Asheville – While spending a couple hours in Reidsville, South Carolina, avoiding grocery and gas lines and enjoying phone and text, if not internet, Marjorie Kulba from South Bend, Indiana, called. A news producer for Farm Bureau Broadcasting (FBB), she was concerned because she “had been talking to a lot of farmers.”
When she was told about the woes of trying to write newspaper articles when forbidden by authorities to travel and having no phone or internet, the idea of collaborating for an article was born. Marjorie agreed to forward forward press releases, which could be downloaded for reading back in Asheville.
One mentioned Jason Roberts, who posted a story on social media about having to move 300 head of dairy cattle in the storm. They were taken to a farm with a milking facility that, having sat idle for nine years, took some work to get up and running again.
Roberts told the Tribune he was not the owner. “I’ve known those boys all my life,” he said. A bunch of neighbors just got together to help where it was needed, like they always do. He assured that the livestock were transported in trailers and not herded through the storm.
Roberts said he personally knew four farmers that lost all of their winter feed, but as he spoke, he was awaiting the arrival of good Samaritans hauling to the rescue from Georgia, western Tennessee, and eastern North Carolina. Sadly, some animals lost more than just dinner.
Henderson County’s Cooperative Extension Director Terry Kelley said there weren’t that many livestock farmers in what is considered the most agricultural county in WNC. The problems he was hearing about from the local livestock industry dealt mostly with fences and structures being blown down.
As the largest apple grower in the state, however, Henderson was struck hard, right in the middle of apple season. Over half the total crop was lost.
“Apples blew off the trees, and lots of trees blew down,” he recalled. It was also mid-season for tomatoes, peppers, and blackberries. Asked if the apple growers needed any volunteer labor, he declined, saying mostly they’re trying to figure out how to salvage what they can of the season.
Tony Fisher at Candler Feed and Seed said most of the horror stories he’d been hearing are coming out of Haywood County. “Buncombe County just isn’t that agricultural—unless you want to count everybody raising chickens in their backyard,” he said.

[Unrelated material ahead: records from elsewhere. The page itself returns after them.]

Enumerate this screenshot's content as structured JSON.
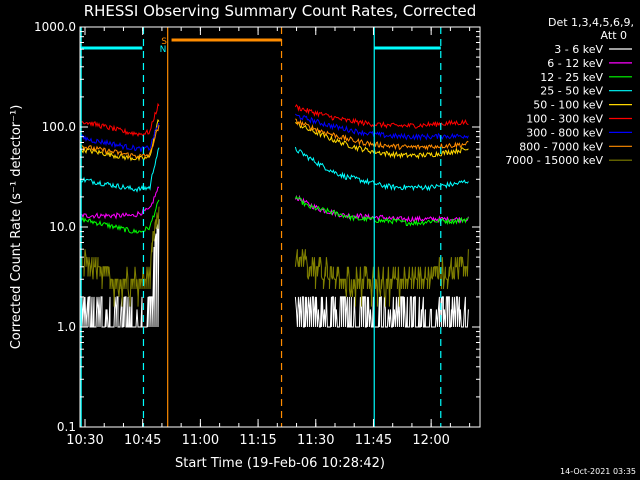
{
  "chart_data": {
    "type": "line",
    "title": "RHESSI Observing Summary Count Rates, Corrected",
    "xlabel": "Start Time (19-Feb-06 10:28:42)",
    "ylabel": "Corrected Count Rate (s⁻¹ detector⁻¹)",
    "ylog": true,
    "ylim": [
      0.1,
      1000
    ],
    "xlim_minutes": [
      0,
      104
    ],
    "y_ticks": [
      {
        "value": 0.1,
        "label": "0.1"
      },
      {
        "value": 1,
        "label": "1.0"
      },
      {
        "value": 10,
        "label": "10.0"
      },
      {
        "value": 100,
        "label": "100.0"
      },
      {
        "value": 1000,
        "label": "1000.0"
      }
    ],
    "x_ticks": [
      {
        "value": 1.3,
        "label": "10:30"
      },
      {
        "value": 16.3,
        "label": "10:45"
      },
      {
        "value": 31.3,
        "label": "11:00"
      },
      {
        "value": 46.3,
        "label": "11:15"
      },
      {
        "value": 61.3,
        "label": "11:30"
      },
      {
        "value": 76.3,
        "label": "11:45"
      },
      {
        "value": 91.3,
        "label": "12:00"
      }
    ],
    "legend": {
      "header": [
        "Det 1,3,4,5,6,9,",
        "Att 0"
      ],
      "position": "right"
    },
    "series": [
      {
        "name": "3 - 6 keV",
        "color": "#ffffff",
        "seg1": [
          2,
          2,
          1.5,
          1.5,
          1,
          1.5,
          1.5,
          1.5,
          2,
          12
        ],
        "seg2": [
          1.5,
          1.5,
          1.5,
          1.5,
          1.5,
          1.5,
          1.5,
          1.5,
          1.5,
          1.5,
          1.5,
          1.5,
          1.5,
          1.5,
          1.5
        ]
      },
      {
        "name": "6 - 12 keV",
        "color": "#ff00ff",
        "seg1": [
          13,
          13,
          13,
          13,
          13,
          13,
          13,
          14,
          15,
          25
        ],
        "seg2": [
          20,
          17,
          15,
          14,
          13,
          13,
          12.5,
          12.5,
          12,
          12,
          12,
          12,
          12,
          12,
          12
        ]
      },
      {
        "name": "12 - 25 keV",
        "color": "#00ff00",
        "seg1": [
          12,
          11.5,
          11,
          10.5,
          10,
          9.5,
          9,
          9,
          10,
          18
        ],
        "seg2": [
          20,
          16,
          15,
          14,
          13,
          12,
          12,
          11.5,
          11.5,
          11,
          11,
          11.5,
          11.5,
          11.5,
          12
        ]
      },
      {
        "name": "25 - 50 keV",
        "color": "#00ffff",
        "seg1": [
          30,
          29,
          28,
          27,
          26,
          25,
          24,
          24,
          25,
          60
        ],
        "seg2": [
          60,
          50,
          42,
          36,
          32,
          30,
          28,
          26,
          25,
          25,
          25,
          25,
          26,
          27,
          29
        ]
      },
      {
        "name": "50 - 100 keV",
        "color": "#ffd700",
        "seg1": [
          60,
          58,
          56,
          54,
          52,
          50,
          49,
          48,
          50,
          120
        ],
        "seg2": [
          110,
          95,
          85,
          75,
          68,
          62,
          58,
          55,
          53,
          52,
          52,
          53,
          55,
          58,
          60
        ]
      },
      {
        "name": "100 - 300 keV",
        "color": "#ff0000",
        "seg1": [
          115,
          110,
          105,
          100,
          95,
          90,
          87,
          85,
          90,
          170
        ],
        "seg2": [
          160,
          145,
          135,
          125,
          117,
          112,
          108,
          105,
          103,
          103,
          104,
          106,
          108,
          110,
          112
        ]
      },
      {
        "name": "300 - 800 keV",
        "color": "#0000ff",
        "seg1": [
          80,
          75,
          72,
          70,
          67,
          64,
          62,
          60,
          62,
          110
        ],
        "seg2": [
          130,
          120,
          110,
          102,
          96,
          90,
          86,
          83,
          81,
          80,
          80,
          80,
          81,
          81,
          82
        ]
      },
      {
        "name": "800 - 7000 keV",
        "color": "#ff8c00",
        "seg1": [
          65,
          62,
          60,
          58,
          56,
          54,
          52,
          51,
          53,
          100
        ],
        "seg2": [
          115,
          102,
          92,
          84,
          77,
          72,
          68,
          66,
          64,
          63,
          63,
          64,
          65,
          66,
          68
        ]
      },
      {
        "name": "7000 - 15000 keV",
        "color": "#808000",
        "seg1": [
          5,
          4.5,
          4,
          3.5,
          3,
          3,
          3,
          3,
          3.5,
          15
        ],
        "seg2": [
          5,
          4.5,
          4,
          3.5,
          3,
          3,
          3,
          3,
          3,
          3,
          3.5,
          3.5,
          4,
          4,
          4.5
        ]
      }
    ],
    "segment_ranges_minutes": {
      "seg1": [
        0,
        20.5
      ],
      "seg2": [
        56,
        101
      ]
    },
    "markers": [
      {
        "kind": "solid-vertical",
        "color": "#00ffff",
        "x": 0.3
      },
      {
        "kind": "dashed-vertical",
        "color": "#00ffff",
        "x": 16.5
      },
      {
        "kind": "solid-vertical",
        "color": "#00ffff",
        "x": 76.5
      },
      {
        "kind": "dashed-vertical",
        "color": "#00ffff",
        "x": 93.8
      },
      {
        "kind": "solid-vertical",
        "color": "#ff8c00",
        "x": 22.8
      },
      {
        "kind": "dashed-vertical",
        "color": "#ff8c00",
        "x": 52.4
      }
    ],
    "night_bars": [
      {
        "color": "#00ffff",
        "x": [
          0,
          16.2
        ]
      },
      {
        "color": "#00ffff",
        "x": [
          76.5,
          93.8
        ]
      }
    ],
    "saa_bar": {
      "color": "#ff8c00",
      "x": [
        23.8,
        52.4
      ]
    },
    "flag_letters": [
      {
        "text": "S",
        "color": "#ff8c00",
        "x": 19.8
      },
      {
        "text": "N",
        "color": "#00ffff",
        "x": 19.5
      }
    ]
  },
  "footer": {
    "timestamp": "14-Oct-2021 03:35"
  }
}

“When I started, about 60% of this business was selling hay for horse feed.” Now, he estimated that about 80% of his customers raised chickens. “They love their chickens,” he said, “and if they’re empty nesters, they take better care of them than they took care of their kids.”
Fisher said there were also a lot of small, “little family cow/calf homesteads where people try to teach their children” things like raising animals for food and food for animals. He added that the few people he knew in Buncombe County who tried to raise pigs for food got out of the business about as quickly as they got in.
Fisher said the greatest impact Helene has had on his store is the number of people who have donated items for giveaway. When the Tribune arrived, he was moving pallets of MREs and water around with the forklift. Inside the store, he had “all kinds of paper, infant, and hygiene products, all donated for giveaway.” He added, “My inventory is selling like usual.”
Fisher said the first couple of days, when everybody was hit by surprise, he was taking down credit card details from his regular customers or people in dire need, so he could run them when electricity was restored. Fisher described his customers as the salt of the earth. He said they weren’t the type to take something just because he was giving it away. Instead, they were the ones donating things and helping to unload them.
Shady Brook Farms is one of his customers with a large farm in Haywood County, and they “lost about 10 meat birds that either drowned or were swept away.” He also had a friend who “lost some cattle that were swept away.”
Most remarkable in FBB’s press releases was the repeated use of the word “flattened” to describe crops in the Southeast. Compounding the direct devastation of wind, rain, and rising mud, induced threats to livestock and crops included chemical spills, water contamination, power outages, and the destruction of roads.